Richard Lemm is one of PEI’s best known poets and English professors. Burning House is his fifth volume of poetry and first release since his 2007 short story collection Shape of Things to Come, winner of the 2008 PEI Book Award for Fiction. PEI has a rich literary tradition; starting with the world-famous author of Anne of Green Gables, Lucy Maud Montgomery, and being kick started in the mid 20th century by Milton Acorn, and in the last 15 – 20 years we have seen an explosion of incredible writers (mostly poets) like John Smith, Hugh MacDonald, Brent MacLaine, Deidre Kessler, and of course, Richard Lemm. Lemm’s poetry has always been punctuated by a subtle narrative and strong colloquial voice. Burning House is a return to what this author does best: reflects, comments, and eulogizes on either past memories or the changing world.
This collection contains four sequences: “Heroes”, “Patriots”, “What I Wanted to Be”, and “Berlin Follies”. The first part looks at the people in life that as children you look up to as heroes set in the late 50s when the author was still a young boy. This is my favorite sequence. All of the poems have a strong yet calm narrative quality to them and the very serious themes of the poems are examined through the very believable innocence of childhood. Both “Patriots” and “Berlin Follies” fall a little flat for me although they are both still very well written. The second part of the collection are Dr. Lemm’s personal musings on the current global conflicts and their parallels to the Vietnam era when he was a young man. I think part of the reason this section didn’t connect with me was simply my lack of personal involvement with Afghanistan or Iraq and the fact that I am far too young to have any connection with Vietnam. “Berlin Follies” was, as I stated previously, well written but it didn’t seem to have a solid focus like the other three sequences did; it seemed to be more so the leftover musings stuck at the end of the book. The third section, “What I Wanted to Be” was very good; it provided a good antithesis to the the opening group of poems. Where “Heroes” looks back at those external characters “What I Wanted to Be” contains those inward looking reflections on the dreams of youth and the turning points in a young man’s life.

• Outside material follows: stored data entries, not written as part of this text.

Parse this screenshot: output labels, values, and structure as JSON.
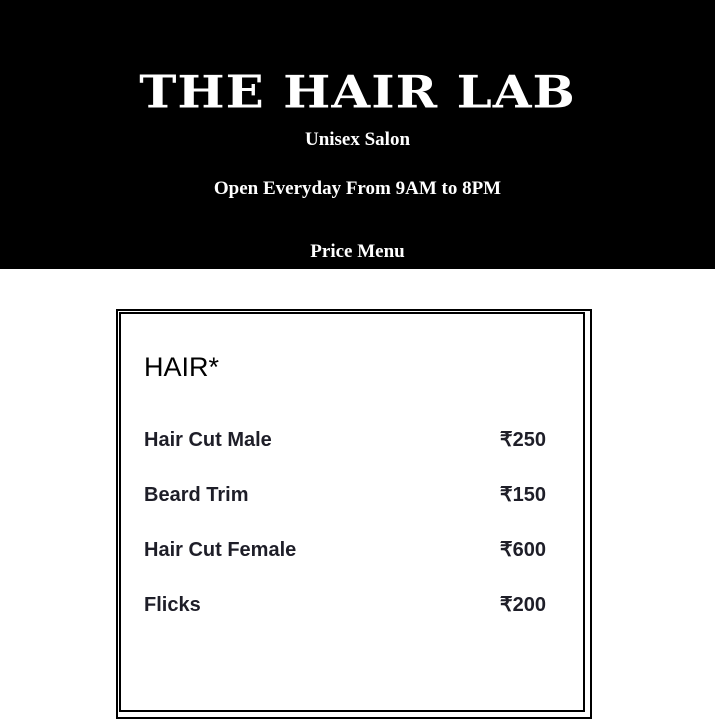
{
  "header": {
    "brand": "THE HAIR LAB",
    "tagline": "Unisex Salon",
    "hours": "Open Everyday From 9AM to 8PM",
    "menu_link": "Price Menu"
  },
  "menu": {
    "section_title": "HAIR*",
    "items": [
      {
        "name": "Hair Cut Male",
        "price": "₹250"
      },
      {
        "name": "Beard Trim",
        "price": "₹150"
      },
      {
        "name": "Hair Cut Female",
        "price": "₹600"
      },
      {
        "name": "Flicks",
        "price": "₹200"
      }
    ]
  },
  "colors": {
    "header_background": "#000000",
    "header_text": "#ffffff",
    "item_text": "#1e1e28"
  }
}
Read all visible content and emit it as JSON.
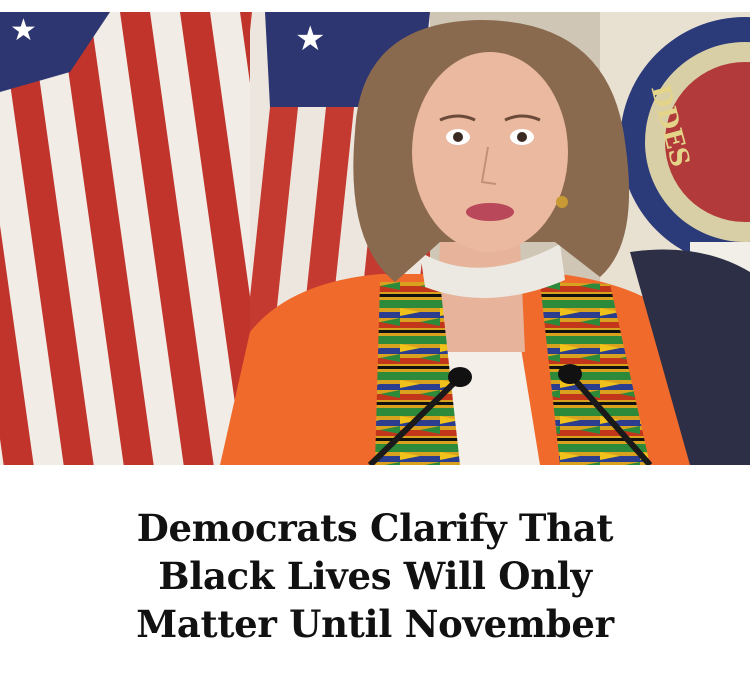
{
  "headline": {
    "lines": [
      "Democrats Clarify That",
      "Black Lives Will Only",
      "Matter Until November"
    ]
  },
  "photo": {
    "seal_letters": "DDES"
  },
  "colors": {
    "flag_red": "#c0342c",
    "flag_white": "#f1ece6",
    "flag_blue": "#2d3670",
    "jacket": "#f06a2c",
    "text": "#111111"
  }
}
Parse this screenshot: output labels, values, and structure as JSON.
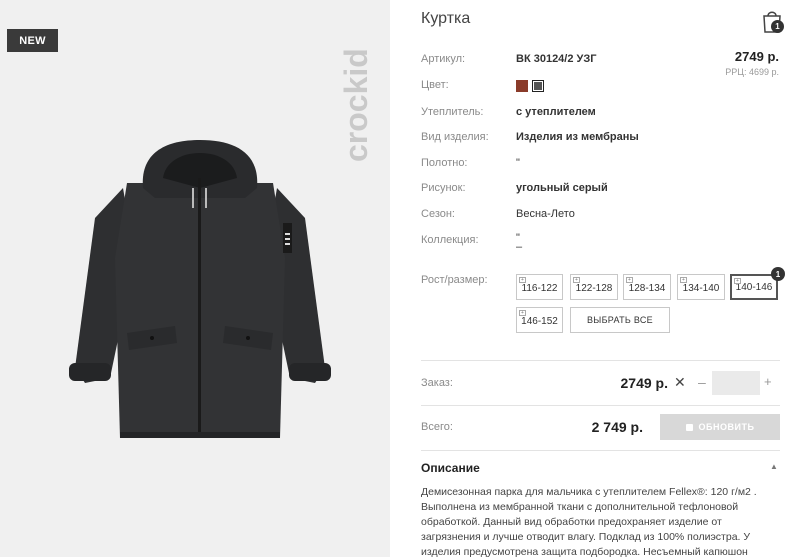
{
  "product": {
    "badge": "NEW",
    "brand": "crockid",
    "title": "Куртка",
    "cart_count": "1"
  },
  "details": [
    {
      "label": "Артикул:",
      "value": "ВК 30124/2 УЗГ"
    },
    {
      "label": "Цвет:",
      "value": ""
    },
    {
      "label": "Утеплитель:",
      "value": "с утеплителем"
    },
    {
      "label": "Вид изделия:",
      "value": "Изделия из мембраны"
    },
    {
      "label": "Полотно:",
      "value": "\""
    },
    {
      "label": "Рисунок:",
      "value": "угольный серый"
    },
    {
      "label": "Сезон:",
      "value": "Весна-Лето"
    },
    {
      "label": "Коллекция:",
      "value": "\""
    },
    {
      "label": "Рост/размер:",
      "value": ""
    }
  ],
  "collection_line2": "–",
  "price": {
    "main": "2749 р.",
    "rrp": "РРЦ: 4699 р."
  },
  "colors": {
    "swatch_1": "#8a3b2a",
    "swatch_2": "#555555"
  },
  "sizes": [
    "116-122",
    "122-128",
    "128-134",
    "134-140",
    "140-146",
    "146-152"
  ],
  "size_selected": "140-146",
  "size_selected_count": "1",
  "select_all_label": "ВЫБРАТЬ ВСЕ",
  "order": {
    "label": "Заказ:",
    "price": "2749 р.",
    "remove": "✕",
    "minus": "–",
    "plus": "+",
    "quantity": ""
  },
  "total": {
    "label": "Всего:",
    "value": "2 749 р.",
    "update_label": "ОБНОВИТЬ"
  },
  "description": {
    "title": "Описание",
    "toggle": "▲",
    "text": "Демисезонная парка для мальчика с утеплителем Fellex®: 120 г/м2 . Выполнена из мембранной ткани с дополнительной тефлоновой обработкой. Данный вид обработки предохраняет изделие от загрязнения и лучше отводит влагу. Подклад из 100% полиэстра. У изделия предусмотрена защита подбородка. Несъемный капюшон"
  }
}
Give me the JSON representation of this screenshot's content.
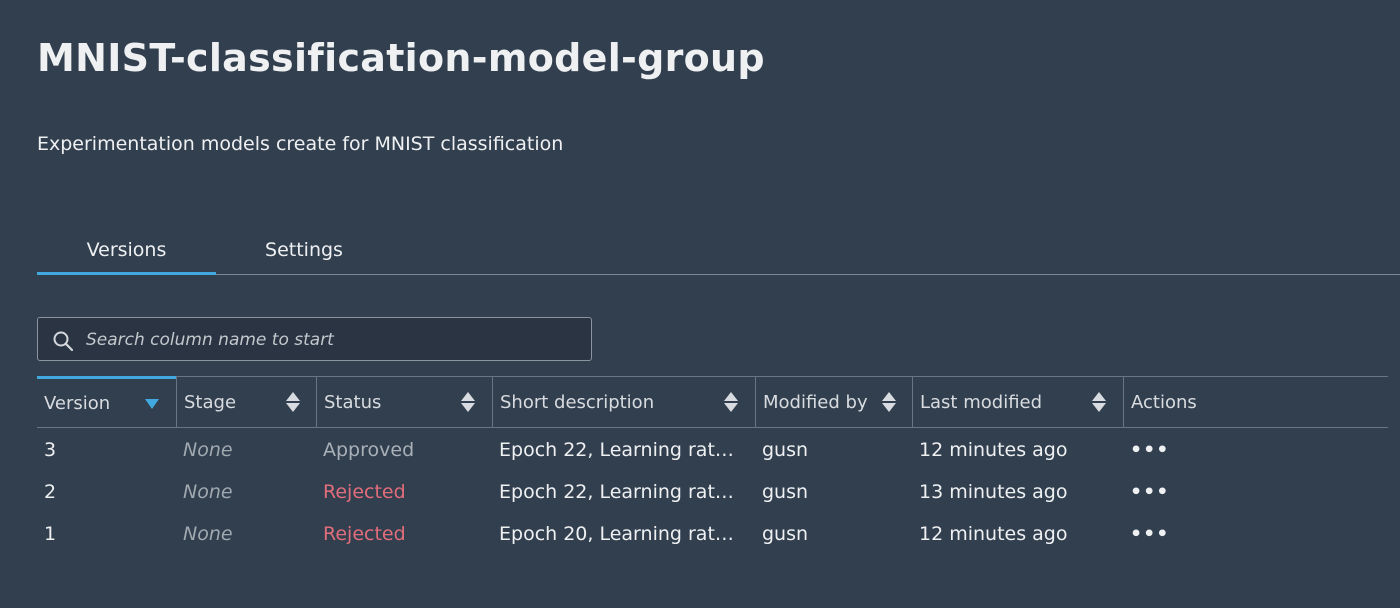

There are a number of poems in the collection that I can see being anthologized in the future as they are some of Richard Lemm’s best work; the ones that jump out at me immediately are “In the Fifties”, “Peril”, “Heroes: The Drill”, “I’ll Be Gone”, “What I Wanted to Be”, “Pilgrimage”, and “Alamo”. I had the pleasure of taking a class from Dr. Lemm about 7 years ago at the University of Prince Edward Island and I was amazed at his ability to take a complex idea, metaphor, or image and break it down into it’s most simplistic form so that even the most non-literary types would understand. This is the same thing he does in his poetry; because of his casual use of everyman idiom it is easy to not notice how well crafted his poems are. Using this type of language is in fact a testament to Lemm’s crafting ability; every word, line, and stanza are very deliberate. You are not lost in overwritten language searching for a meaning or point to the poem. His poetry is simplistic but yet is of very high literary quality. Burning House is a fine addition to the PEI and wider Canadian literary scene and would be a great addition to anyone’s poetry library.